Spotlight: Scott Joseph Reviews Menagerie
I’m not exactly sure what Menagerie Eatery & Bar wants to be, and I’m not sure the people running it know either.
The menu is a mishmash of cuisines, styles and food genres, which I suppose befits a place called Menagerie. The restaurant’s Facebook page says it is “chef driven,” but nowhere could I find the name of a chef. Or a driver, for that matter.
When Menagerie first opened, last fall, it was said to feature mainly small plates. But the menu seems to have morphed into one that offers more substantial fare. Indeed, when I visited recently, a Prime Rib dinner was the special offering of the evening.
It was served, oddly, in a sort of deep-sided baking dish that made it difficult to negotiate a knife and fork.

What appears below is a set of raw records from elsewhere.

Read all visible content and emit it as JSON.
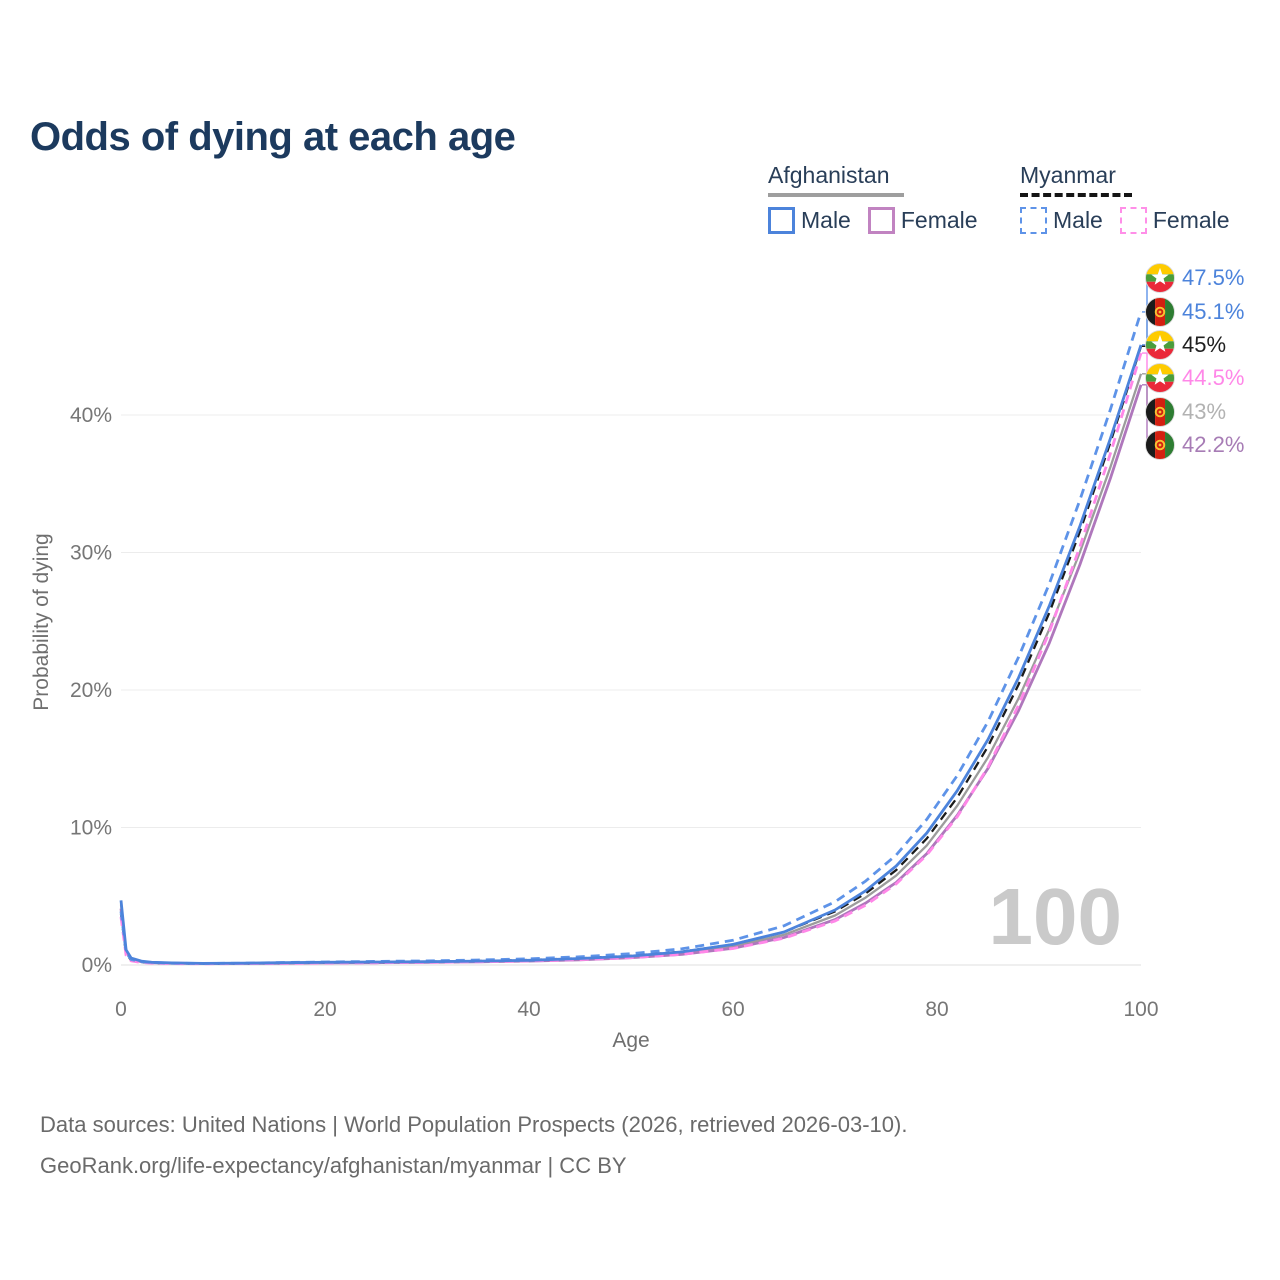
{
  "title": "Odds of dying at each age",
  "legend": {
    "groups": [
      {
        "label": "Afghanistan",
        "line_style": "solid",
        "underline_color": "#9E9E9E",
        "items": [
          {
            "label": "Male",
            "color": "#4C83DB",
            "dashed": false
          },
          {
            "label": "Female",
            "color": "#C183C1",
            "dashed": false
          }
        ]
      },
      {
        "label": "Myanmar",
        "line_style": "dashed",
        "underline_color": "#151515",
        "items": [
          {
            "label": "Male",
            "color": "#5E93E8",
            "dashed": true
          },
          {
            "label": "Female",
            "color": "#FF8FE8",
            "dashed": true
          }
        ]
      }
    ]
  },
  "chart_data": {
    "type": "line",
    "title": "Odds of dying at each age",
    "xlabel": "Age",
    "ylabel": "Probability of dying",
    "xlim": [
      0,
      100
    ],
    "ylim": [
      0,
      50
    ],
    "grid": true,
    "legend_position": "top-right",
    "x_ticks": [
      0,
      20,
      40,
      60,
      80,
      100
    ],
    "y_ticks": [
      {
        "value": 0,
        "label": "0%"
      },
      {
        "value": 10,
        "label": "10%"
      },
      {
        "value": 20,
        "label": "20%"
      },
      {
        "value": 30,
        "label": "30%"
      },
      {
        "value": 40,
        "label": "40%"
      }
    ],
    "x": [
      0,
      0.5,
      1,
      2,
      3,
      5,
      8,
      12,
      16,
      20,
      25,
      30,
      35,
      40,
      45,
      50,
      55,
      60,
      65,
      70,
      73,
      76,
      79,
      82,
      85,
      88,
      91,
      94,
      97,
      100
    ],
    "series": [
      {
        "name": "afghanistan-both",
        "country": "Afghanistan",
        "sex": "both",
        "color": "#9C9C9C",
        "dashed": false,
        "values": [
          4.4,
          1.0,
          0.45,
          0.25,
          0.19,
          0.14,
          0.11,
          0.12,
          0.15,
          0.18,
          0.2,
          0.22,
          0.26,
          0.31,
          0.43,
          0.59,
          0.86,
          1.35,
          2.2,
          3.6,
          4.9,
          6.5,
          8.7,
          11.6,
          15.1,
          19.4,
          24.4,
          30.0,
          36.2,
          43.0
        ],
        "end_value_pct": 43.0
      },
      {
        "name": "afghanistan-female",
        "country": "Afghanistan",
        "sex": "female",
        "color": "#AF77BC",
        "dashed": false,
        "values": [
          4.1,
          0.95,
          0.42,
          0.23,
          0.17,
          0.13,
          0.1,
          0.11,
          0.13,
          0.15,
          0.17,
          0.2,
          0.23,
          0.28,
          0.38,
          0.53,
          0.78,
          1.22,
          2.0,
          3.3,
          4.5,
          6.0,
          8.1,
          10.9,
          14.3,
          18.5,
          23.4,
          29.1,
          35.4,
          42.2
        ],
        "end_value_pct": 42.2
      },
      {
        "name": "myanmar-both",
        "country": "Myanmar",
        "sex": "both",
        "color": "#1B1B1B",
        "dashed": true,
        "values": [
          3.7,
          0.8,
          0.35,
          0.21,
          0.16,
          0.12,
          0.1,
          0.11,
          0.15,
          0.18,
          0.21,
          0.24,
          0.29,
          0.36,
          0.49,
          0.67,
          0.97,
          1.5,
          2.4,
          3.9,
          5.2,
          6.9,
          9.2,
          12.2,
          15.9,
          20.4,
          25.6,
          31.5,
          38.0,
          45.0
        ],
        "end_value_pct": 45.0
      },
      {
        "name": "myanmar-female",
        "country": "Myanmar",
        "sex": "female",
        "color": "#FF87E8",
        "dashed": true,
        "values": [
          3.5,
          0.7,
          0.3,
          0.18,
          0.14,
          0.1,
          0.09,
          0.1,
          0.12,
          0.14,
          0.16,
          0.19,
          0.23,
          0.29,
          0.39,
          0.54,
          0.78,
          1.2,
          1.95,
          3.2,
          4.35,
          5.9,
          8.0,
          10.8,
          14.4,
          18.9,
          24.2,
          30.4,
          37.2,
          44.5
        ],
        "end_value_pct": 44.5
      },
      {
        "name": "myanmar-male",
        "country": "Myanmar",
        "sex": "male",
        "color": "#5E93E8",
        "dashed": true,
        "values": [
          3.9,
          0.9,
          0.4,
          0.24,
          0.18,
          0.13,
          0.11,
          0.13,
          0.18,
          0.22,
          0.26,
          0.3,
          0.36,
          0.45,
          0.6,
          0.82,
          1.18,
          1.8,
          2.85,
          4.6,
          6.1,
          8.0,
          10.6,
          13.8,
          17.7,
          22.4,
          27.7,
          33.8,
          40.4,
          47.5
        ],
        "end_value_pct": 47.5
      },
      {
        "name": "afghanistan-male",
        "country": "Afghanistan",
        "sex": "male",
        "color": "#4C83DB",
        "dashed": false,
        "values": [
          4.7,
          1.1,
          0.5,
          0.28,
          0.2,
          0.15,
          0.12,
          0.13,
          0.17,
          0.2,
          0.22,
          0.24,
          0.28,
          0.34,
          0.47,
          0.65,
          0.95,
          1.5,
          2.4,
          4.0,
          5.4,
          7.2,
          9.6,
          12.7,
          16.4,
          20.9,
          26.1,
          31.9,
          38.3,
          45.1
        ],
        "end_value_pct": 45.1
      }
    ]
  },
  "age_indicator": "100",
  "end_labels": [
    {
      "country": "myanmar",
      "series": "myanmar-male",
      "value": "47.5%",
      "color": "#4C83DB"
    },
    {
      "country": "afghanistan",
      "series": "afghanistan-male",
      "value": "45.1%",
      "color": "#4C83DB"
    },
    {
      "country": "myanmar",
      "series": "myanmar-both",
      "value": "45%",
      "color": "#1F1F1F"
    },
    {
      "country": "myanmar",
      "series": "myanmar-female",
      "value": "44.5%",
      "color": "#FF87E8"
    },
    {
      "country": "afghanistan",
      "series": "afghanistan-both",
      "value": "43%",
      "color": "#B2B2B2"
    },
    {
      "country": "afghanistan",
      "series": "afghanistan-female",
      "value": "42.2%",
      "color": "#A77CB5"
    }
  ],
  "footer": {
    "line1": "Data sources: United Nations | World Population Prospects (2026, retrieved 2026-03-10).",
    "line2": "GeoRank.org/life-expectancy/afghanistan/myanmar | CC BY"
  }
}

And the meat? It was a very nice slice, thick and a good medium rare cut. But it was not heated through — the veins of fat, which should have glistened were white and hard. There’s a reason you don’t see prime rib on many menus — it’s difficult to do it right.
I expected the menu to have a burger but I didn’t expect it to be named Bumble Bee.

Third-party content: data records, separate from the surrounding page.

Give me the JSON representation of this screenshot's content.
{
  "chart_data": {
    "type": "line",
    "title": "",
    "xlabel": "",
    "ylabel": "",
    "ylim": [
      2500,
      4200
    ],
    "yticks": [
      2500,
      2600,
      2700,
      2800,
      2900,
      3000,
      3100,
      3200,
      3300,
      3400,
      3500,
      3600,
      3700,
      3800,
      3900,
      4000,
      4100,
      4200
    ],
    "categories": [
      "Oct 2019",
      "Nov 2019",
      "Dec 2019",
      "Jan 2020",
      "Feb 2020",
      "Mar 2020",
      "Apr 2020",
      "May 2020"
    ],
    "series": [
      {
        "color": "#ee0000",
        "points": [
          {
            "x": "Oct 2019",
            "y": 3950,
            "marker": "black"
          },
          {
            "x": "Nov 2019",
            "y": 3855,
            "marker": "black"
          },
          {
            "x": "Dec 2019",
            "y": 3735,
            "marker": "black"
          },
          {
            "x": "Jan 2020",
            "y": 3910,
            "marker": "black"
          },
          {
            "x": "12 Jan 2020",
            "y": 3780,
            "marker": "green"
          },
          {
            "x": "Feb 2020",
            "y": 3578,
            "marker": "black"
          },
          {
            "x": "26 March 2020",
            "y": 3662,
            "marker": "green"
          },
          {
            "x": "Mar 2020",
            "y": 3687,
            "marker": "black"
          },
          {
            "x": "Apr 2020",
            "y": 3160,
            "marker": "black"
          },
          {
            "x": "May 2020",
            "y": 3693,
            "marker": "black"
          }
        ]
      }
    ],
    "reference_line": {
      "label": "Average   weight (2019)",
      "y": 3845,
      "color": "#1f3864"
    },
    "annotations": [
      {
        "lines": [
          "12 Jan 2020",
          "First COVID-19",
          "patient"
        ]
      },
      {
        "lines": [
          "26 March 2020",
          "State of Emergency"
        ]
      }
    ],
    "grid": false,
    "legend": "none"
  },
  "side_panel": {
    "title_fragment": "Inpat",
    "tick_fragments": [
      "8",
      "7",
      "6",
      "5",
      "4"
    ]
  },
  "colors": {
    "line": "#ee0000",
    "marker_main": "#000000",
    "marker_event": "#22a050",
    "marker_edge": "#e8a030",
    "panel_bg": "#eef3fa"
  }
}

But there it bee. I don’t know why it’s called that. Thank god it isn’t because it’s slathered with honey. Maybe the sriracha aioli is supposed to give it a sting? It didn’t. But the burger itself, an eight-ounce thick patty with melted white cheddar and a bit of brisket on a brioche bun, was quite good. And it was cooked to a perfect medium rare.
Menagerie Eatery & Bar has the bar part down pat. The bartenders were amiable and seemed to enjoy their craft. And the drinks were good, too.
The decor is eclectic and minimalistic. Let’s just say it isn’t designer driven.
I’m encouraged that Menagerie Eatery & Bar will eventually find its way because the Stubborn Mule, which has the same owners, suffered the same identity crisis when it first opened, and it has settled down nicely. Though on certain nights, it too can be a zoo.